Prospective Learning: Learning for a Dynamic Future
Ashwin De Silva, Rahul Ramesh, Rubing Yang, Siyu Yu, Joshua T Vogelstein, Pratik Chaudhari
TL;DR
Prospective Learning (PL) reframes learning for dynamic environments where data distributions and objectives evolve, enabling time-aware prediction through a sequence of predictors and a time-augmented loss framework. The paper defines Prospective Risk and Prospective Bayes Risk, introduces Prospective ERM as a strong learner under consistency and concentration conditions, and provides theoretical guarantees for convergence to the Bayes limit in time-varying settings. Empirical validation on synthetic data, MNIST, and CIFAR-10 shows Prospective ERM can track changing tasks and reduce prospective risk, unlike standard ERM and many online continual-learning baselines. The work also explores discounted losses and periodic/Markovian dynamics, discusses connections to related paradigms, and lays groundwork for scalable, time-aware learning in nonstationary real-world systems.
Abstract
In real-world applications, the distribution of the data, and our goals, evolve over time. The prevailing theoretical framework for studying machine learning, namely probably approximately correct (PAC) learning, largely ignores time. As a consequence, existing strategies to address the dynamic nature of data and goals exhibit poor real-world performance. This paper develops a theoretical framework called "Prospective Learning" that is tailored for situations when the optimal hypothesis changes over time. In PAC learning, empirical risk minimization (ERM) is known to be consistent.
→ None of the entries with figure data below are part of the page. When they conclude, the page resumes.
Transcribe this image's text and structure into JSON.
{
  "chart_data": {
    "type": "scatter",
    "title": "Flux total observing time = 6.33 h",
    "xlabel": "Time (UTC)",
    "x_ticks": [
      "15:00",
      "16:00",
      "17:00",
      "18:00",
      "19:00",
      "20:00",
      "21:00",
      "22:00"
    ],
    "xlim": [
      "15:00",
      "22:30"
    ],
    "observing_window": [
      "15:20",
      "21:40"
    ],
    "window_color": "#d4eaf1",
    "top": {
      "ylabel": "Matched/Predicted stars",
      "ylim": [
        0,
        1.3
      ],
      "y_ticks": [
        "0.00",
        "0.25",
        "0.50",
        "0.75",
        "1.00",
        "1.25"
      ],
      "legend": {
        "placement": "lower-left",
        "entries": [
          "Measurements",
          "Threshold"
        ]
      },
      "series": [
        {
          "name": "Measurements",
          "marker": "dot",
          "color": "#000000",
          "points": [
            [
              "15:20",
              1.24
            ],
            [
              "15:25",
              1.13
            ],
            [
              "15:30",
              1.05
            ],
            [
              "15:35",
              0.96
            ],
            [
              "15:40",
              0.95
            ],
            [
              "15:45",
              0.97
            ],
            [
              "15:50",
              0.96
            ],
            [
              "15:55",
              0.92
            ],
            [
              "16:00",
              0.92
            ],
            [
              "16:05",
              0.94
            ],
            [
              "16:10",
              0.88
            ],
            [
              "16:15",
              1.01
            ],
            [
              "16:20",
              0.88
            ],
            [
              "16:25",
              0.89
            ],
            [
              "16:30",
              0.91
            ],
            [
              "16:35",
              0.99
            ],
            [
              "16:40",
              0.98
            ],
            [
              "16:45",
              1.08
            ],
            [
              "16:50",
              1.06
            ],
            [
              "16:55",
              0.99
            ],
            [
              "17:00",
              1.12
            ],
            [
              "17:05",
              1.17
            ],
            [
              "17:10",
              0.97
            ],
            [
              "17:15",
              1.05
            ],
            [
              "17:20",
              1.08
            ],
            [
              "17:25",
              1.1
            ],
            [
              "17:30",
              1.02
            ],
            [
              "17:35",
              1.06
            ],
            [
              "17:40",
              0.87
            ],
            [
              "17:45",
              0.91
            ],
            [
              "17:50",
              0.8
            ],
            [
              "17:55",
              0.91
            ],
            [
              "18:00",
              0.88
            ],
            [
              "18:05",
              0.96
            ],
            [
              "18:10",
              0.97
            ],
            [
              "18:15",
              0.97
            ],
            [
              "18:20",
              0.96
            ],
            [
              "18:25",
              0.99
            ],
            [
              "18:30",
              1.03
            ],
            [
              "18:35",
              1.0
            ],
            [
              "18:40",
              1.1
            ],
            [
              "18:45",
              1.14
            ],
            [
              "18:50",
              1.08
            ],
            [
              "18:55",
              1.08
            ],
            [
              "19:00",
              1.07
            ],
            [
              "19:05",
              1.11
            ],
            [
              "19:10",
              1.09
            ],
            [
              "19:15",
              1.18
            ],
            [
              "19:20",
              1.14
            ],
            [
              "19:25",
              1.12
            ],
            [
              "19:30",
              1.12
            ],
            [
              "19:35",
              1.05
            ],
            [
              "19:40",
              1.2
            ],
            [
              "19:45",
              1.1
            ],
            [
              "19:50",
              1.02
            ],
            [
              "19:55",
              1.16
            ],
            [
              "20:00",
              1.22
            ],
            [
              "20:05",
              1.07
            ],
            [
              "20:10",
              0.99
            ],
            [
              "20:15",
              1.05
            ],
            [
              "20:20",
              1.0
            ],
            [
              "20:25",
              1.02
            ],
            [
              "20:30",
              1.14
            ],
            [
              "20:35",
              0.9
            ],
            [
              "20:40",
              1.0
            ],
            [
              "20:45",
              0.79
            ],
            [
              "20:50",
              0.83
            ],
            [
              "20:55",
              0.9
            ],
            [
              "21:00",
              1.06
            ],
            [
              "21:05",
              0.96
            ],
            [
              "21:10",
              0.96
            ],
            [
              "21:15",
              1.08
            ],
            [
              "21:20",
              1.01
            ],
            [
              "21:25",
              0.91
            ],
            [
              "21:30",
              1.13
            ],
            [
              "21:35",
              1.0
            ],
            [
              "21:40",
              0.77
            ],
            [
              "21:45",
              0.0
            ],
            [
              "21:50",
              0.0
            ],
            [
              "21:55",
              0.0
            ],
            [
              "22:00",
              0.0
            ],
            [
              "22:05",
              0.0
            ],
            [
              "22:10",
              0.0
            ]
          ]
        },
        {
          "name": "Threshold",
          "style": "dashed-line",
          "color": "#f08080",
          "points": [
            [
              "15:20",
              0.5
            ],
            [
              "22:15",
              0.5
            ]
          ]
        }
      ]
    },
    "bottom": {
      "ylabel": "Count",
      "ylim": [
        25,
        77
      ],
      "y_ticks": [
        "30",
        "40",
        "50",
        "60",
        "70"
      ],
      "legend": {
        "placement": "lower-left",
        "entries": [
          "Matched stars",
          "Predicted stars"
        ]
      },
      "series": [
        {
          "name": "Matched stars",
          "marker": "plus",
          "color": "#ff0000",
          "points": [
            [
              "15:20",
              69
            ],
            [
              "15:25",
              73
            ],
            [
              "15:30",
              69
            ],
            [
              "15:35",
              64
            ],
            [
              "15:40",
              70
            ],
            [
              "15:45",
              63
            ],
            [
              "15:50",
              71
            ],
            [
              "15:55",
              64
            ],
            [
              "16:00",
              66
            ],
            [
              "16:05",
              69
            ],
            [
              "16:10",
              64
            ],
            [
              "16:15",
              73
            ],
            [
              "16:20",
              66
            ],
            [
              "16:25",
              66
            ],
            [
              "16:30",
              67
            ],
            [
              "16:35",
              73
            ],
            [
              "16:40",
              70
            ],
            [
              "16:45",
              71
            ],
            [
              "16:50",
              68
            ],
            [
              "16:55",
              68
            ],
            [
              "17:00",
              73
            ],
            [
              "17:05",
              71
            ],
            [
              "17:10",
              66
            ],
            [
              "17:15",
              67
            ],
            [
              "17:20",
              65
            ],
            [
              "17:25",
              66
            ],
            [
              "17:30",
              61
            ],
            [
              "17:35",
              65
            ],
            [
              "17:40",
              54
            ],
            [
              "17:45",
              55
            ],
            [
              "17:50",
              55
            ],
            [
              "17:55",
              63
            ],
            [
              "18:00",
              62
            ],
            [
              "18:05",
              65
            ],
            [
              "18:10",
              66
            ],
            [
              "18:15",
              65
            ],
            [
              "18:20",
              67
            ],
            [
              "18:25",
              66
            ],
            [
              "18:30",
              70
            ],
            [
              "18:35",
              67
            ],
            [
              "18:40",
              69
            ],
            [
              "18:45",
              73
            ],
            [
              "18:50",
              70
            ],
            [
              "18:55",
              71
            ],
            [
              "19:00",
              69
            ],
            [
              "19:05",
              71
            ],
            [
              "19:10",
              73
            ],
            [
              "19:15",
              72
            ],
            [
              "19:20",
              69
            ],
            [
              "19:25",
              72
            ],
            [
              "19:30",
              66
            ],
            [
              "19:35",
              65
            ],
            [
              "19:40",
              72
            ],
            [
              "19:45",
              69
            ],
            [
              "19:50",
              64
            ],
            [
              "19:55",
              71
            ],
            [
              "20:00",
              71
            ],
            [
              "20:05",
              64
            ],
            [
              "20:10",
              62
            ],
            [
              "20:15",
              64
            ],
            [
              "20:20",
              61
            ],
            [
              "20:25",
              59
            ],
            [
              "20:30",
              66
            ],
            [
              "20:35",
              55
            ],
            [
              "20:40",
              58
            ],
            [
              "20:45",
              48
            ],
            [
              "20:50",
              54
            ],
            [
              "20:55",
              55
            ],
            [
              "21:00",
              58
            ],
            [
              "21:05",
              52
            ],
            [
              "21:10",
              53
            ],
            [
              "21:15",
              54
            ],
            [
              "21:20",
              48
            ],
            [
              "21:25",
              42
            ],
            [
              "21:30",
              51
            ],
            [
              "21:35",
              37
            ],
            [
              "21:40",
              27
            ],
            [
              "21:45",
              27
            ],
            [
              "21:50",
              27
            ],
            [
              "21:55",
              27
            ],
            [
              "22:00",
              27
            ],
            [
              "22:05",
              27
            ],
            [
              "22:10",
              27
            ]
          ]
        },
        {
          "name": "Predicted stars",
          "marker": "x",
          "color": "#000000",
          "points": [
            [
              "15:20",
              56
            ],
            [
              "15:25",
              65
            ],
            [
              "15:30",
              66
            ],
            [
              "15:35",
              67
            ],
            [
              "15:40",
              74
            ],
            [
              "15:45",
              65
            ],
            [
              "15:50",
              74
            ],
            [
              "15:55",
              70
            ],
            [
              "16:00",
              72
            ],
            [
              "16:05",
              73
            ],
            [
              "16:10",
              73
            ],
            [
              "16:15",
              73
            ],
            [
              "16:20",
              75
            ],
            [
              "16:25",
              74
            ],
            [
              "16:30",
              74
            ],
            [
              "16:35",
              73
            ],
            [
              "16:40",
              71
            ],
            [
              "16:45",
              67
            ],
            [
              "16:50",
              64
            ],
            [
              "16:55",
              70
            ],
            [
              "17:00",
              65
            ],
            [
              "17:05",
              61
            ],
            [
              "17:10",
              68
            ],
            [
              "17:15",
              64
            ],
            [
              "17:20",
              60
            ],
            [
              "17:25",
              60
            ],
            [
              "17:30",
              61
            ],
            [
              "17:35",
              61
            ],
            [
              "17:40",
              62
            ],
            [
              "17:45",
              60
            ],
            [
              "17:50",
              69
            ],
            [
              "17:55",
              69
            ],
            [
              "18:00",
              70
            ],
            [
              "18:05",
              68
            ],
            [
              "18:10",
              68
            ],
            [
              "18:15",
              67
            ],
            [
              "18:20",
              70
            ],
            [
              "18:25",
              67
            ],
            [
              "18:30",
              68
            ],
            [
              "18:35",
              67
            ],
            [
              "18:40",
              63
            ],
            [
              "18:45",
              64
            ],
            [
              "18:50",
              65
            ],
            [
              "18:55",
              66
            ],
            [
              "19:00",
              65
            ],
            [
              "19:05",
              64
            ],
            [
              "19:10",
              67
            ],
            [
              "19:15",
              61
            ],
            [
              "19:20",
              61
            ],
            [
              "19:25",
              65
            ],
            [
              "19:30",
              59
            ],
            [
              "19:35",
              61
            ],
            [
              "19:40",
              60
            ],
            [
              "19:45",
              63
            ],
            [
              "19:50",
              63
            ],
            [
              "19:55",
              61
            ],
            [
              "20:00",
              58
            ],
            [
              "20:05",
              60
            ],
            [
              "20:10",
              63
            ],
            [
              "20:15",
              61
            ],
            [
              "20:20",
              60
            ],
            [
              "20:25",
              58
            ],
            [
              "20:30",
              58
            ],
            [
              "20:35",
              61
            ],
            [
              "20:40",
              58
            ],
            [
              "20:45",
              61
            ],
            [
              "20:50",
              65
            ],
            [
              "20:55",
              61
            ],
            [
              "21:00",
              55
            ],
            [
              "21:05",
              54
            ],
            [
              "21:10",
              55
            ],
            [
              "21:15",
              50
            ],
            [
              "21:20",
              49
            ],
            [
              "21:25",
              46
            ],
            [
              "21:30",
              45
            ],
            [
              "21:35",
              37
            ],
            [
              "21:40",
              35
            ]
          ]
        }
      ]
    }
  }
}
We develop a learner called Prospective ERM, which returns a sequence of predictors that make predictions on future data. We prove that the risk of prospective ERM converges to the Bayes risk under certain assumptions on the stochastic process generating the data. Prospective ERM, roughly speaking, incorporates time as an input in addition to the data. We show that standard ERM as done in PAC learning, without incorporating time, can result in failure to learn when distributions are dynamic. Numerical experiments illustrate that prospective ERM can learn synthetic and visual recognition problems constructed from MNIST and CIFAR-10. Code at https://github.com/neurodata/prolearn.